A mogul lamp or six way lamp is a floor lamp which has a large center light bulb surrounded by three (or four) smaller bulbs that may be candelabra-style or standard medium-base bulbs, each mounted base-down. This entire setting is typically covered, at least partially, by a large cylindrical (or bell-shaped) fabric shade which is fitted over the reflector bowl, an upturned, white-colored glass, hemispherical diffuser surrounding the center bulb. The top of the lamp is usually designed to sit just above eye-level of an average adult person standing next to it, to avoid unpleasant glare from unshaded bulbs.

==Etymology==

The word "mogul" originates from Persian, where it's used to describe Mongols. It was adopted into English in the 16th century and initially referred to the rulers of the Mughal Empire in India, who were considered powerful and influential.
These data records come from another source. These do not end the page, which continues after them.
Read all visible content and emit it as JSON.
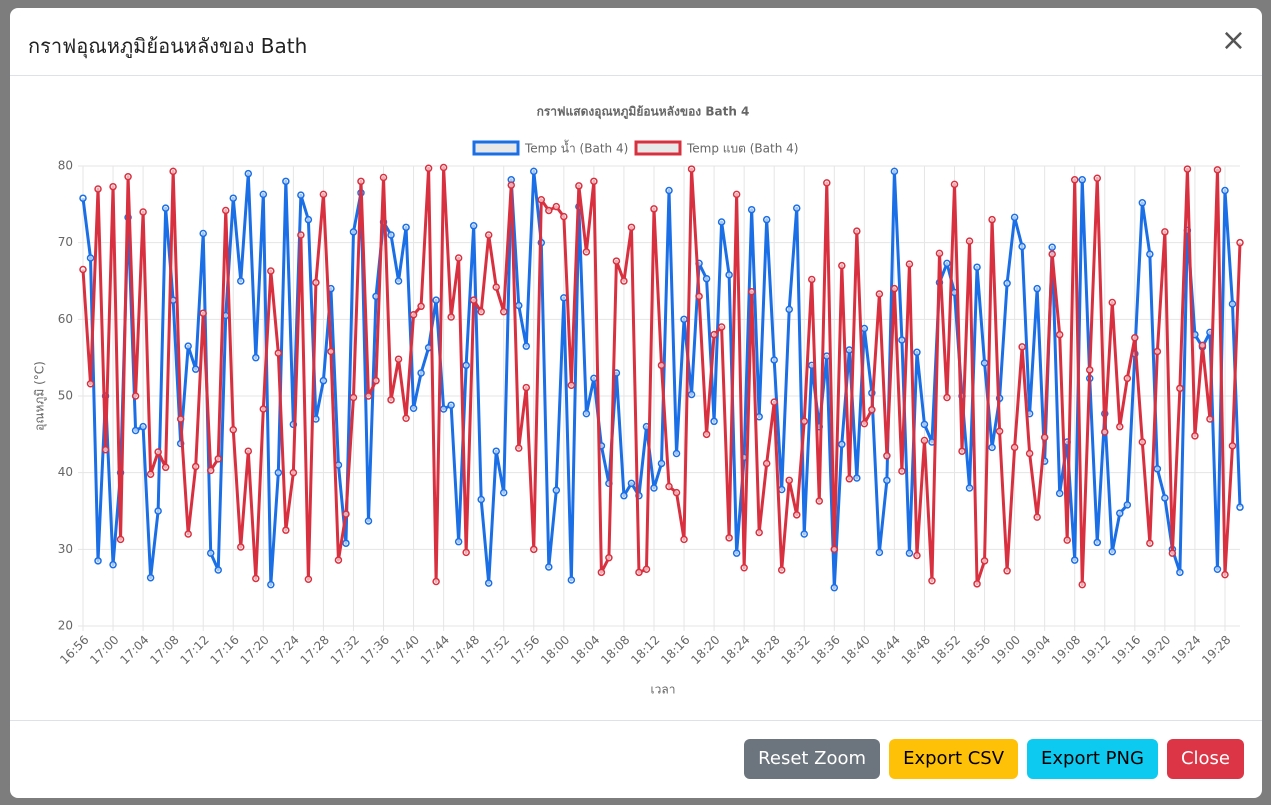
{
  "modal": {
    "title": "กราฟอุณหภูมิย้อนหลังของ Bath",
    "buttons": [
      "Reset Zoom",
      "Export CSV",
      "Export PNG",
      "Close"
    ]
  },
  "chart_data": {
    "type": "line",
    "title": "กราฟแสดงอุณหภูมิย้อนหลังของ Bath 4",
    "x_label": "เวลา",
    "y_label": "อุณหภูมิ (°C)",
    "ylim": [
      20,
      80
    ],
    "yticks": [
      20,
      30,
      40,
      50,
      60,
      70,
      80
    ],
    "grid": true,
    "legend": "top",
    "categories": [
      "16:56",
      null,
      null,
      null,
      "17:00",
      null,
      null,
      null,
      "17:04",
      null,
      null,
      null,
      "17:08",
      null,
      null,
      null,
      "17:12",
      null,
      null,
      null,
      "17:16",
      null,
      null,
      null,
      "17:20",
      null,
      null,
      null,
      "17:24",
      null,
      null,
      null,
      "17:28",
      null,
      null,
      null,
      "17:32",
      null,
      null,
      null,
      "17:36",
      null,
      null,
      null,
      "17:40",
      null,
      null,
      null,
      "17:44",
      null,
      null,
      null,
      "17:48",
      null,
      null,
      null,
      "17:52",
      null,
      null,
      null,
      "17:56",
      null,
      null,
      null,
      "18:00",
      null,
      null,
      null,
      "18:04",
      null,
      null,
      null,
      "18:08",
      null,
      null,
      null,
      "18:12",
      null,
      null,
      null,
      "18:16",
      null,
      null,
      null,
      "18:20",
      null,
      null,
      null,
      "18:24",
      null,
      null,
      null,
      "18:28",
      null,
      null,
      null,
      "18:32",
      null,
      null,
      null,
      "18:36",
      null,
      null,
      null,
      "18:40",
      null,
      null,
      null,
      "18:44",
      null,
      null,
      null,
      "18:48",
      null,
      null,
      null,
      "18:52",
      null,
      null,
      null,
      "18:56",
      null,
      null,
      null,
      "19:00",
      null,
      null,
      null,
      "19:04",
      null,
      null,
      null,
      "19:08",
      null,
      null,
      null,
      "19:12",
      null,
      null,
      null,
      "19:16",
      null,
      null,
      null,
      "19:20",
      null,
      null,
      null,
      "19:24",
      null,
      null,
      null,
      "19:28",
      null,
      null
    ],
    "series": [
      {
        "name": "Temp น้ำ (Bath 4)",
        "color": "#1a6ee6",
        "values": [
          75.8,
          68,
          28.5,
          50,
          28,
          40,
          73.3,
          45.5,
          46,
          26.3,
          35,
          74.5,
          62.5,
          43.8,
          56.5,
          53.5,
          71.2,
          29.5,
          27.3,
          60.5,
          75.8,
          65,
          79,
          55,
          76.3,
          25.4,
          40,
          78,
          46.3,
          76.2,
          73,
          47,
          52,
          64,
          41,
          30.8,
          71.4,
          76.5,
          33.7,
          63,
          72.7,
          71,
          65,
          72,
          48.4,
          53,
          56.3,
          62.5,
          48.3,
          48.8,
          31,
          54,
          72.2,
          36.5,
          25.6,
          42.8,
          37.4,
          78.2,
          61.8,
          56.5,
          79.3,
          70,
          27.7,
          37.7,
          62.8,
          26,
          74.7,
          47.7,
          52.3,
          43.5,
          38.6,
          53,
          37,
          38.6,
          37,
          46,
          38,
          41.2,
          76.8,
          42.5,
          60,
          50.2,
          67.3,
          65.3,
          46.7,
          72.7,
          65.8,
          29.5,
          42,
          74.3,
          47.3,
          73,
          54.7,
          37.8,
          61.3,
          74.5,
          32,
          54,
          46,
          55.2,
          25,
          43.7,
          56,
          39.3,
          58.8,
          50.4,
          29.6,
          39,
          79.3,
          57.3,
          29.5,
          55.7,
          46.3,
          44,
          64.8,
          67.3,
          63.5,
          50,
          38,
          66.8,
          54.3,
          43.3,
          49.7,
          64.7,
          73.3,
          69.5,
          47.7,
          64,
          41.5,
          69.4,
          37.3,
          44,
          28.6,
          78.2,
          52.3,
          30.9,
          47.7,
          29.7,
          34.7,
          35.8,
          55.5,
          75.2,
          68.5,
          40.5,
          36.7,
          30,
          27,
          71.6,
          58,
          56.4,
          58.3,
          27.4,
          76.8,
          62,
          35.5
        ]
      },
      {
        "name": "Temp แบต (Bath 4)",
        "color": "#d9303f",
        "values": [
          66.5,
          51.6,
          77,
          43,
          77.3,
          31.3,
          78.6,
          50,
          74,
          39.8,
          42.7,
          40.7,
          79.3,
          47,
          32,
          40.8,
          60.8,
          40.3,
          41.8,
          74.2,
          45.6,
          30.3,
          42.8,
          26.2,
          48.3,
          66.3,
          55.6,
          32.5,
          40,
          71,
          26.1,
          64.8,
          76.3,
          55.8,
          28.6,
          34.6,
          49.8,
          78,
          50,
          52,
          78.5,
          49.5,
          54.8,
          47.1,
          60.6,
          61.7,
          79.7,
          25.8,
          79.8,
          60.3,
          68,
          29.6,
          62.5,
          61,
          71,
          64.2,
          61,
          77.5,
          43.2,
          51.1,
          30,
          75.6,
          74.2,
          74.7,
          73.4,
          51.4,
          77.4,
          68.8,
          78,
          27,
          28.9,
          67.6,
          65,
          72,
          27,
          27.4,
          74.4,
          54,
          38.2,
          37.4,
          31.3,
          79.6,
          63,
          45,
          58,
          59,
          31.5,
          76.3,
          27.6,
          63.6,
          32.2,
          41.2,
          49.2,
          27.3,
          39,
          34.5,
          46.7,
          65.2,
          36.3,
          77.8,
          30,
          67,
          39.2,
          71.5,
          46.4,
          48.2,
          63.3,
          42.2,
          64,
          40.2,
          67.2,
          29.2,
          44.2,
          25.9,
          68.6,
          49.8,
          77.6,
          42.8,
          70.2,
          25.5,
          28.5,
          73,
          45.4,
          27.2,
          43.3,
          56.4,
          42.5,
          34.2,
          44.6,
          68.5,
          58,
          31.2,
          78.2,
          25.4,
          53.4,
          78.4,
          45.3,
          62.2,
          46,
          52.3,
          57.6,
          44,
          30.8,
          55.8,
          71.4,
          29.5,
          51,
          79.6,
          44.8,
          56.6,
          47,
          79.5,
          26.7,
          43.5,
          70
        ]
      }
    ]
  }
}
Later, the term expanded to encompass any powerful or wealthy person, particularly in the business world.

== Details ==

The bulb socket in the center has a larger diameter (an E39 or E40 mogul base) than a regular E26 or E27 Edison screw light socket, and is typically made of cast porcelain for the higher temperatures. Mogul-base lamps are available for industrial use in larger power ratings (250–1500) and in halogen, mercury vapor, high-pressure sodium and metal-halide lamp configurations. Compact fluorescent mogul-base bulbs are also available, as are adaptors to allow medium-base bulbs to be used in mogul sockets.

There are usually two three-way switches near the top of the floor lamp to operate the bulbs. One controls the three-way center bulb, and the other turns on one, two, or all three (or four) of the peripheral bulbs. The center bulb may be very high power (often a three-way, 100-200-300 watt bulb), where the others are usually 60 watts or less. Some models have a night light in the base operated by a foot switch. One model turns the current light settings on or off by moving the lamp pole up or down.

This design allows sixteen different combinations of brightness to be obtained. The result is that one lamp can provide a very soft, diffuse glow or quickly adjusted to illuminate an entire room, and everything in between.

Popular in the 1920s and 1930s, mogul lamps can be obtained in thrift or antique stores and can still be purchased new.

==Mogul lamps and mathematics==
Mogul lamps are also the subject of a mathematics problem concerning the number of possible combinations of power that can be obtained. As it turns out, the name "Six Way Lamp" is somewhat deceiving since there are in fact 16 possible combinations (without the night-light), including combinations with all lamps of either switch off. The term probably comes from the fact that the design incorporates two "three-way" switches.